Segmental Adeno-Cre Infection: A Technique to Generate Isolated Colorectal Cancer using Genetically Engineered Mouse Models

- Begin by taking an anesthetized conditional mutant mouse with a modified genome carrying specific Cre-recombinase enzyme recognition sequences called LoxP inserts that flank the desired tumor suppressor gene to be mutated. Surgically expose the abdominal cavity. Locate the distal colon and clamp its upper portion. Transanally insert a medical grade tube and advance it into the distal colon. Flush the colon with saline to remove any fecal matter. Replace the tube. Clamp the lower region of the colon for segmentation. Inflate the segment using a suitable cell dissociation solution. This perforates the mucosal barrier and increases the accessibility of intestinal crypt cells. Flush out the dissociation solution.
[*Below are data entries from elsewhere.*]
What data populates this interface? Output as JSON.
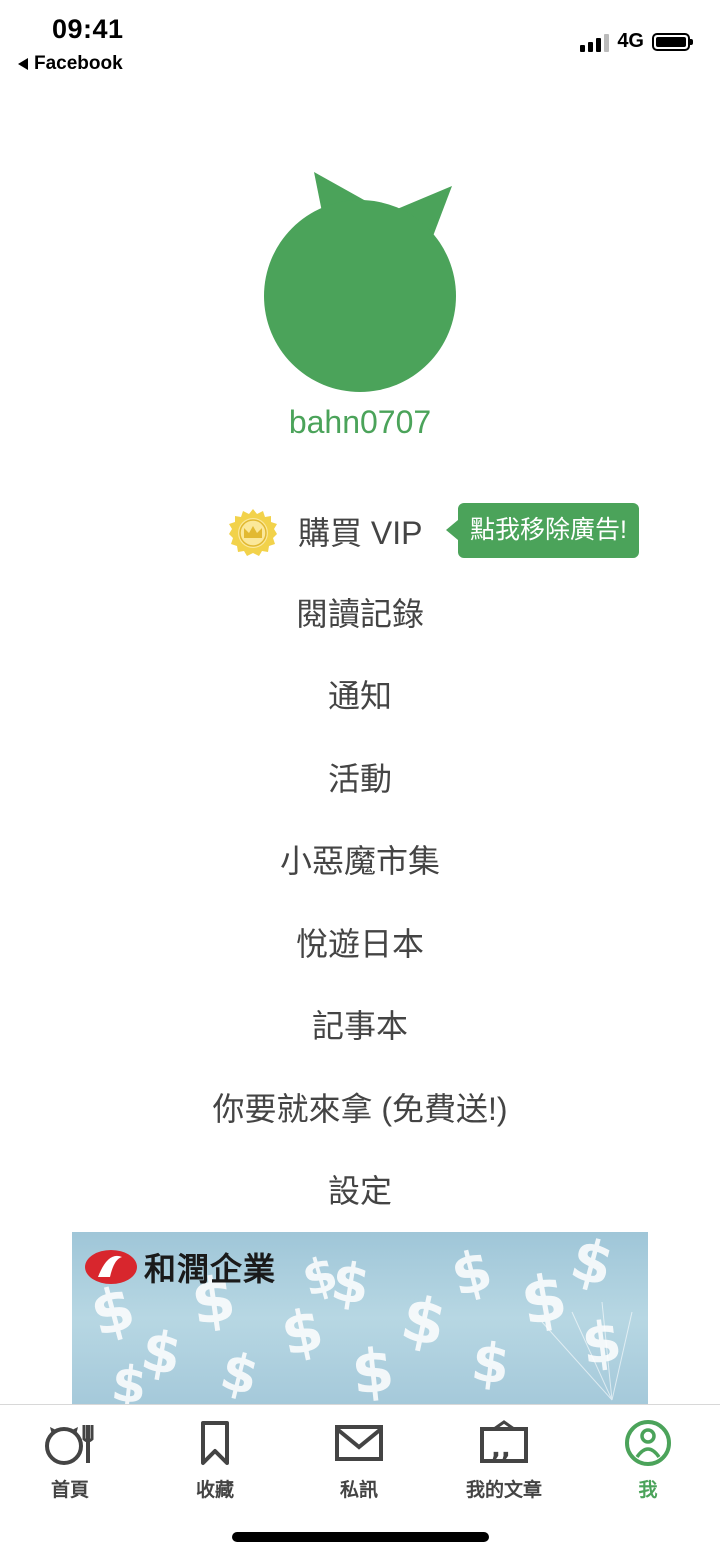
{
  "status_bar": {
    "time": "09:41",
    "back_app": "Facebook",
    "network": "4G"
  },
  "profile": {
    "username": "bahn0707",
    "avatar_color": "#4ba35a"
  },
  "vip": {
    "label": "購買 VIP",
    "tooltip": "點我移除廣告!"
  },
  "menu": {
    "items": [
      {
        "label": "閱讀記錄"
      },
      {
        "label": "通知"
      },
      {
        "label": "活動"
      },
      {
        "label": "小惡魔市集"
      },
      {
        "label": "悅遊日本"
      },
      {
        "label": "記事本"
      },
      {
        "label": "你要就來拿 (免費送!)"
      },
      {
        "label": "設定"
      }
    ]
  },
  "banner": {
    "brand_text": "和潤企業"
  },
  "tabbar": {
    "tabs": [
      {
        "label": "首頁",
        "icon": "home-icon"
      },
      {
        "label": "收藏",
        "icon": "bookmark-icon"
      },
      {
        "label": "私訊",
        "icon": "mail-icon"
      },
      {
        "label": "我的文章",
        "icon": "article-icon"
      },
      {
        "label": "我",
        "icon": "profile-icon",
        "active": true
      }
    ]
  },
  "colors": {
    "accent": "#4ba35a",
    "vip_gold": "#f2d24b"
  }
}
Next, inject an adenoviral suspension into the colon segment. These engineered viral vectors encode Cre-recombinase enzymes. The virus enters the cell, releases its DNA into the nucleus, and expresses the enzymes. The proteins recognize the LoxP inserts in the host genome and catalyze site specific recombination, thereby inactivating the tumor suppressor gene. This loss of function mutation promotes cancer progression. Suture the incision and allow the mouse to recover. Monitor to observe the growth of isolated colorectal tumors. The following protocol shows a colorectal cancer mouse model generation by segmental adeno-cre infection.

- Begin by placing an anesthetized mouse in the supine position and apply ointment to the animal's eyes. Tape the mouse in a secure position and then confirm the appropriate level of sedation by toe-pinch. Make an approximately 15 millimeter midline incision in the skin of the lower abdomen. Then, use forceps to grasp the abdominal wall musculature, and carefully incise the muscle with scissors to open the abdominal cavity. After identifying the distal colon, carefully clinch the tissue with a delicate clamp approximately 15 millimeters proximal to the anus.
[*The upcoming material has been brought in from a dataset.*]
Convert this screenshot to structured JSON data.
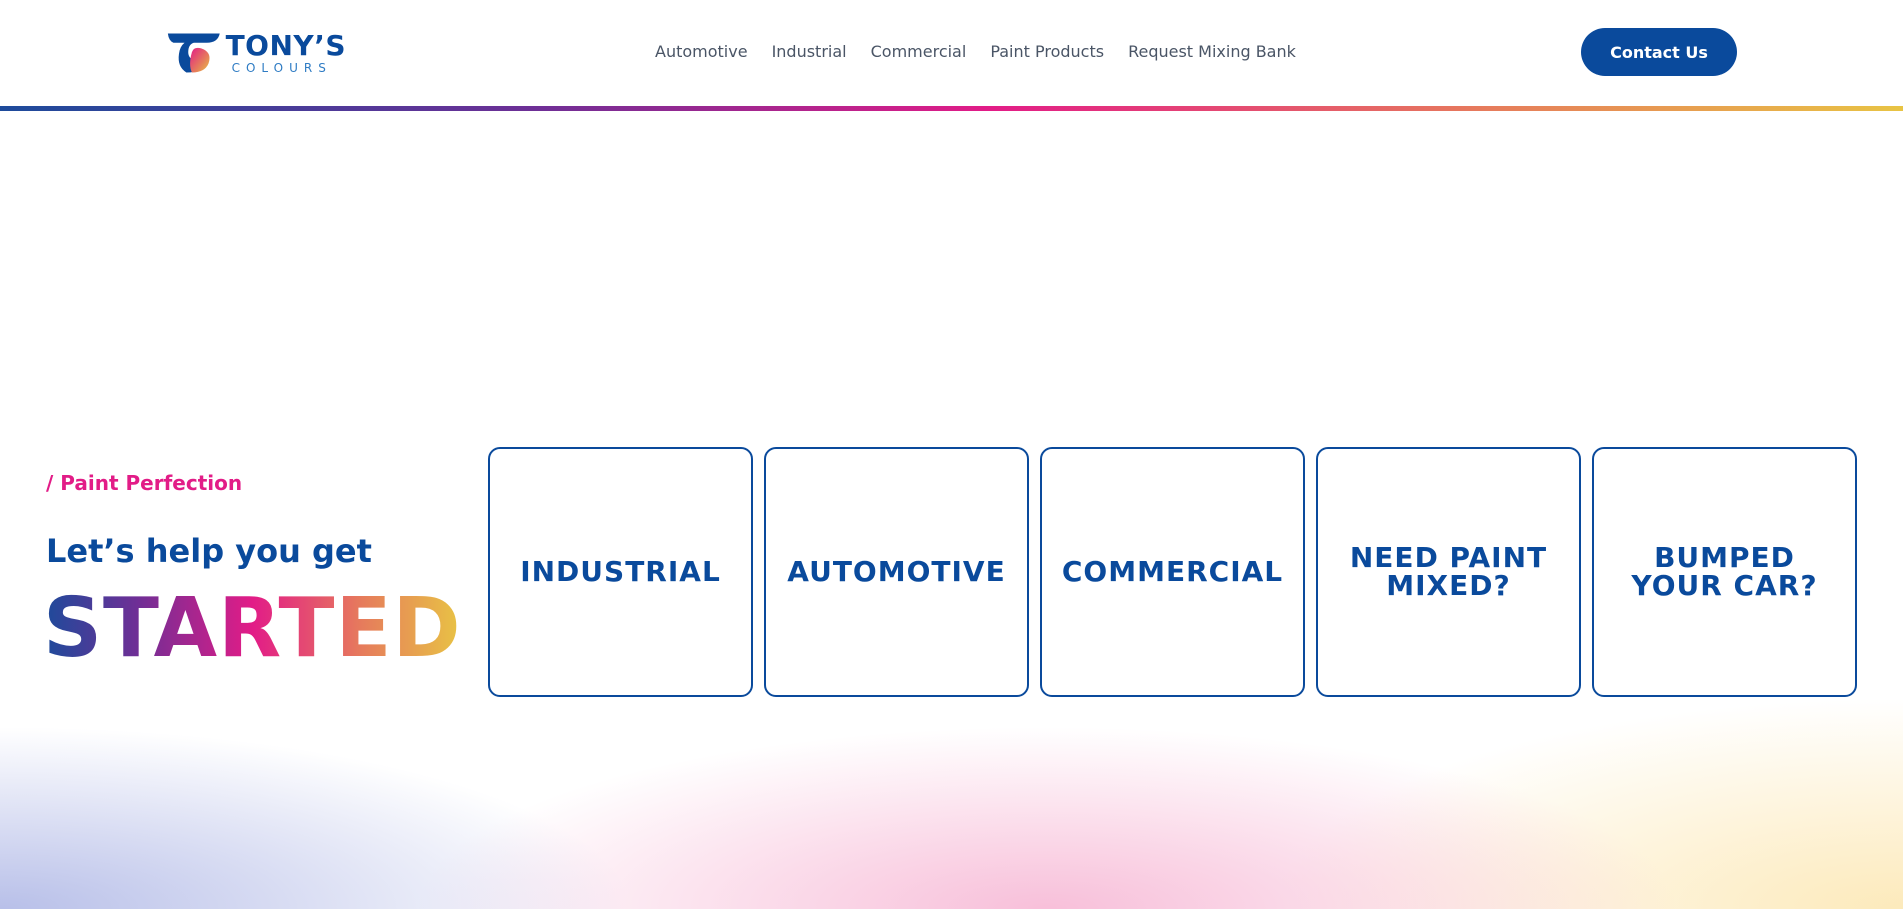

Next, insert a flexible Teflon tube transanally, carefully advancing the tube until it reaches the luminal occlusion and cannulate the tube with a 30 gauge cannula. Connect a standard 1 milliliter syringe to the cannula and flush the colon with several milliliters of normal saline until all of the fecal matter has been evacuated. Once the distal colon is empty, replace the saline tube with a new Teflon tube and use a second clamp to occlude the colon approximately 3 millimeters distal to the first clamp.

Using a second 1 milliliter syringe equipped with a 30 gauge cannula, carefully inject 50 to 80 microliters of 0.25% Trypsin-EDTA into the clamped colon segment. The colon should inflate enough to break up the mucosal barrier without perforating the clamped tissue segment. After 10 minutes, remove the distal clamp. Then, remove the Trypsin tube and flush the distal colon with 500 microliters of normal saline.

After inserting a new Teflon tube, clamp the colon again and inflate the tissue with 50 to 80 microliters of the adenoviral solution. After 30 minutes, remove the clamps and the tube and close the abdominal wall with 6-0 rapidly absorbable running sutures. Close the skin with surgical wound clips, and monitor the animal on a heating pad until it is fully recovered.

To monitor tumor growth via colonoscopy, place the anesthetized tumor-bearing animal in the supine position on a heating pad, and transanally insert the endoscope into the intestinal tract. Gently insufflate air under visual control to distend the colon. Then, carefully push the scope forward until the mucosal lesion can be identified in the distal colon, saving each endoscopic image as it is acquired for later evaluation. When all of the images have been obtained, slowly remove the endoscope and place the mouse on a 38 degrees Celsius heating pad until fully recovered.